Il faut bien le dire: nous aimons beaucoup les festivals littéraires. Alors, quand c’est le cas, nous essayons d’y participer. Les événements se sont multipliés, les conférences et les présentations sont presque toujours de grande qualité, et il y a toujours beaucoup d’événements très intéressants à côté. Et puis les villes se remplissent, les bars et les restaurants créent des menus à thème littéraire, il n’est pas rare de rencontrer des auteurs célèbres dans la rue (nous avons par exemple croisé Dario Fo sur la Piazza Mantegna à Mantoue lors d’un Festivaletteratura), il y a une ambiance presque festive dans les rues.

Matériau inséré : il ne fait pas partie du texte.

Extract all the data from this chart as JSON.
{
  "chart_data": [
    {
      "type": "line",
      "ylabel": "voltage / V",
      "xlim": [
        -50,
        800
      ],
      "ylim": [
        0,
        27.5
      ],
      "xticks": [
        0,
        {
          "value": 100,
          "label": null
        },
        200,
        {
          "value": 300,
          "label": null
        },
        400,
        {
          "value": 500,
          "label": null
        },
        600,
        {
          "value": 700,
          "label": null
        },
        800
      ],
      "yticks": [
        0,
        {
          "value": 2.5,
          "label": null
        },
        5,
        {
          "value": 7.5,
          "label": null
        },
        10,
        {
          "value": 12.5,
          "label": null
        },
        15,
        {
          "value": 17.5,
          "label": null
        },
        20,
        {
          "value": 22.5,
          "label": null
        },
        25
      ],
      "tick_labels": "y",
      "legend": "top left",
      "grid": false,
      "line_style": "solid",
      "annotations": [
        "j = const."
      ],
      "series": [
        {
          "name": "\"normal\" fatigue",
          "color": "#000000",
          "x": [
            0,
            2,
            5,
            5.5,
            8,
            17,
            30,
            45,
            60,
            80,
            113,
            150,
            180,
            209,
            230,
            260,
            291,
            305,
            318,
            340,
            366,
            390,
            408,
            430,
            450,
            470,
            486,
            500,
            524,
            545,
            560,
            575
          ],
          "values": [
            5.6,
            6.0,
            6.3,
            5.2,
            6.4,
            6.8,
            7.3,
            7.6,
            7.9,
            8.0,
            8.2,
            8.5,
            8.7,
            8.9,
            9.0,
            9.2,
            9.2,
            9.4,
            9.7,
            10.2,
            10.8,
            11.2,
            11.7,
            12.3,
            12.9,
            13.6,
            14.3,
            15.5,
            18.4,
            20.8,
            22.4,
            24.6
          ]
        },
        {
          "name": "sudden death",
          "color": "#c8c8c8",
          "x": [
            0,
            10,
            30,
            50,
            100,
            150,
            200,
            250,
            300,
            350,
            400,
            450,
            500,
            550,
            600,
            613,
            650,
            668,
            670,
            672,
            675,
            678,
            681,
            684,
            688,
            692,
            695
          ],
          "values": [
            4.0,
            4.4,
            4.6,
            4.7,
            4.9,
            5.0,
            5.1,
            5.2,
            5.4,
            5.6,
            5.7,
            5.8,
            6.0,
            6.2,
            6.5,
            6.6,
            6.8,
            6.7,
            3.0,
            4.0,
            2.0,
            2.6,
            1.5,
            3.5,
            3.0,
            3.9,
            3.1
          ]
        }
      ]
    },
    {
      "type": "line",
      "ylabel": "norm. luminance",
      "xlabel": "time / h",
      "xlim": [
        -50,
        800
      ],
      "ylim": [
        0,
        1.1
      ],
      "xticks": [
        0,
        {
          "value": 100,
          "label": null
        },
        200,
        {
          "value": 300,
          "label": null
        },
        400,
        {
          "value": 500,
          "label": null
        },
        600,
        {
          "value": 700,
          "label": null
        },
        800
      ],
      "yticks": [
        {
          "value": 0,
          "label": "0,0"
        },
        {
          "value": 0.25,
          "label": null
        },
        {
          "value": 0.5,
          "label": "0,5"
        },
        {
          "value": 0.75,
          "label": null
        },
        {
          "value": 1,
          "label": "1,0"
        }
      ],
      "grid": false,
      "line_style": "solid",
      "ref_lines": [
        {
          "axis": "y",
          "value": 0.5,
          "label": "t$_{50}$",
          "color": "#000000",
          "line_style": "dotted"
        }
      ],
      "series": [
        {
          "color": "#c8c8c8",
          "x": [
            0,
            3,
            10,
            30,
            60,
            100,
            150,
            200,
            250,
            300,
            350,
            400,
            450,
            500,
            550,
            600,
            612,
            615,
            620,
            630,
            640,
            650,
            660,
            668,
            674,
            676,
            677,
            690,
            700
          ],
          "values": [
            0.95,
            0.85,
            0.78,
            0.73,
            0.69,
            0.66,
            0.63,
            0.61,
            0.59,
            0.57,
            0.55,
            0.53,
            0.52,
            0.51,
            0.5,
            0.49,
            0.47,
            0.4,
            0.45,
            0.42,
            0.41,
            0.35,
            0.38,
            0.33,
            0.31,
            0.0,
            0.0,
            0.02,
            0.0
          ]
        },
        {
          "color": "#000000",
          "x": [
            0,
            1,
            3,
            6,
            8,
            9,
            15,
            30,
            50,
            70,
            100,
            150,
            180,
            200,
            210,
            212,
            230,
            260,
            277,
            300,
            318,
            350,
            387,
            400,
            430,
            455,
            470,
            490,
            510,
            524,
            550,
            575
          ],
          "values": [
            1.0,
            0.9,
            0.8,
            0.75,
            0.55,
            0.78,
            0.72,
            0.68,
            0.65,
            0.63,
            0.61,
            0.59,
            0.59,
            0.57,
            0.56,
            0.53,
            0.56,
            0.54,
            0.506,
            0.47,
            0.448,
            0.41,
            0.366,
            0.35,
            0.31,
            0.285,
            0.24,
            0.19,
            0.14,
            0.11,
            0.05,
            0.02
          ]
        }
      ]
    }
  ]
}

Cependant, ces derniers temps, nous nous demandons si l’éclat et la mondanité des festivals littéraires n’ont pas pour contrepartie un amour égal pour la culture, l’art et la littérature, qui s’exerce peut-être au quotidien, même lorsque les rideaux des manifestations sont baissés.

Si un Martien débarquait sur la planète Terre et avait la chance de choisir notre pays comme base d’atterrissage, en voyant la prolifération des festivals littéraires et surtout le succès qu’ils rencontrent, il pourrait se dire que les festivals ne sont que la partie émergée de l’iceberg d’une réalité faite de lecteurs passionnés, de villes avec une offre culturelle vaste et solide qui dure toute l’année, et que le tout s’appuie sur un système éducatif en excellente santé. Le Martien pourrait donc décider de rester quelque temps en Italie pour vérifier le bien-fondé de ses hypothèses. Mais au bout de quelques semaines, il s’apercevra malheureusement que les choses ne sont pas exactement comme il l’avait imaginé.

Il découvrirait ainsi que, selon le rapport sur la production et la lecture de livres en Italie, recherche menée par l’ISTAT, en 2014, seuls 41,4 % des Italiens ont déclaré avoir lu au moins un livre au cours de l’année précédente: cela signifie que près de 60 % des Italiens ne lisent pas de livres. Un quota inquiétant, car il faut ajouter, en outre, que le nombre de lecteurs (même de ceux qui ne lisent qu’un livre par an) diminue rapidement: ils étaient plus de 43 % en 2013, et plus de 46 % en 2012. Le Martien, cependant, ne serait pas trop surpris, car il découvrirait que la faible aptitude à la lecture est un vice que les Italiens traînent depuis l’enfance: selon un récent rapport de Save the Children, le pourcentage d’enfants et de jeunes âgés de 6 à 17 ans qui n’ont pas lu de livre au cours de l’année écoulée est de 48,2 % (il passe à 55,2 % si l’on pose la question: “as-tu visité au moins un musée au cours de l’année écoulée?”). Par conséquent, notre manque de confiance dans les livres nous a relégués au bas du classement des pays de l’OCDE en matière de compétences de lecture et d’écriture. Et, toujours en conséquence, l’industrie de l’édition est en grande difficulté.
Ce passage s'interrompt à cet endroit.